Starting in the release 560 series, it will be recommended to use the open flavor of NVIDIA Linux Kernel Modules 119 wherever possible (Turing or later GPUs, or Ada or later when using GPU virtualization).
NVIDIA developer forums
Slowly but surely, NVIDIA is taking a more favourable position towards open source. It still feels surreal.
This line is potentially earth-shattering:
This sounds an awful lot like they are planning to scrap the proprietary driver long-term. I was under the impression that the proprietary nVidia drivers are still ahead of the open ones in terms of features and performance? Is this still true? Based on this announcement it seems like the gap must have been closed.
Well, looking at the *other* article link, they really are planning to replace the proprietary driver with the open one.
That page also has lists all the differences between the proprietary and open versions in detail – it really does look like there’s no reason to use the proprietary kernel module anymore. Good stuff!
They have already moved most of the “magic” onto the card anyway.
The “driver” is open, but how it functions cannot be decoded from the CPU side of the things. The firmware now handles these as essentially a “remote procedure call”.
Is this a good move? Maybe.
It closes the door to a truly open driver completely. However at the same time, for almost 20 years, Linux tried to catch up and failed.
Moochman,
If you recall a while back nvidia mainlined a shim for their proprietary drivers. It did not open source their actual GPU driver code though, What it did is create an open kernel interface, but that’s it. I looked at the linked repo and I couldn’t find FOSS drivers for any of these subsystems: cuda/vulkan/opengpl/optix/x11. The FOSS Nouveau driver is there of course but that’s not on par with nvidia’s own driver performance or features. I believe nvidia are just referring to the kernel module shim becoming default but NOT open source Nouveau driver.
The actual GPU drivers are in userspace and they talk to the GPU via the shim. I don’t see any source for these and as far as I know there are no plans to open them. I think there’s some confusion around “open linux kernel modules” with the assumption that it would include the GPU drivers.
Hmm, I see.. well, that’s a downer.
Thom Holwerda,
I’ll believe it when we see the source code. The linked repo is not what people are assuming it is. It’s not quite as impressive in FOSS terms when you realize it’s just a kernel interface for the drivers to access the GPU. I am glad they opened it at all (GPL compliance and all), but the actual drivers where the magic happens are in userspace and remain proprietary (bah!).
Tivoization at it’s finest.
Not really.

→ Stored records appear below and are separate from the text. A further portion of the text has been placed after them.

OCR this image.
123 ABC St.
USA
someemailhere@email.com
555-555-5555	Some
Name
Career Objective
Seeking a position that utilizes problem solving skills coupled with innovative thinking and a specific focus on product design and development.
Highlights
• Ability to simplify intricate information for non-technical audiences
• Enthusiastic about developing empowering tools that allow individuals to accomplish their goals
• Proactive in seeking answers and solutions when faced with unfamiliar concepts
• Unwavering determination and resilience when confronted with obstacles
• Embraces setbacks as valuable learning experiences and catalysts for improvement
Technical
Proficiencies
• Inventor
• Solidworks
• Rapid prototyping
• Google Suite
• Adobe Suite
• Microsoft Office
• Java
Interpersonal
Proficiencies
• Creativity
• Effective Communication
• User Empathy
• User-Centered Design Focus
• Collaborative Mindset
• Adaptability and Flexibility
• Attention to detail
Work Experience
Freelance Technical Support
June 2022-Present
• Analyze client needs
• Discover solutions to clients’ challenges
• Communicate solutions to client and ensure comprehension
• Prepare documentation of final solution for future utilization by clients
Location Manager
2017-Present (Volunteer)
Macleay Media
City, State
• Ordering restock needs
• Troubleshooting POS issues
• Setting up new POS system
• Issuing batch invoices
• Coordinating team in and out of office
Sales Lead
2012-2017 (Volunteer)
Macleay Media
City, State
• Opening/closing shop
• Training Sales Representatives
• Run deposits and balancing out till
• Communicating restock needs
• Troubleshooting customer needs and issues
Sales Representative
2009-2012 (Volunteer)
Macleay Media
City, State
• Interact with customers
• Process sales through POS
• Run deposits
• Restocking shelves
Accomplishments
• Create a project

They just moved the kernel portion of their Linux driver into a RISC-V microcontroller on the card where, being accessed via RPC, the GPL has no qualms with it, and now they’re working to get what used to be their “GPL condom” upstreamed.
yes, exactly. as one prominent hacker said – nvidia were so desperate to keep their stuff proprietary, they put another cpu on the card.
then again, amd has atombios with similar approach, only perhaps much more low-level.
but, on the other hand – this may make supporting newly released cards faster in the opensource driver stack – not that nvidia was ever lagging in that respect on their end.
But they really *needed* to keep these proprietary.
In the good old days where hardware primitives were more aligned with API primitives like OpenGL or DirectX calls, it did not make much difference how you programmed your drivers.
Today, there is significant competitive advantage in being able to optimize these higher level CUDA or workgraph inputs into low level primitives in an optimized way.
Just recently, AMD tried to sponsor an open source project for emulating CUDA on ROCn, but it apparently failed:
https://www.phoronix.com/review/radeon-cuda-zluda
*IF* they had access to nvidia sources, this could have been a very different story (and loss of that competitive advantage)
I thought the consensus was it worked rather well, but AMD chasing Nvidia’s tail was a dumb idea.
Flatland_Spider,
I mean a project management failure, not a failure of the project itself.
As you said, it would be constant catch up mode, and would probably require increasingly more effort as time went on.
Weird. I though their open source push was for Automotive Linux since Tegra does rather well in that market.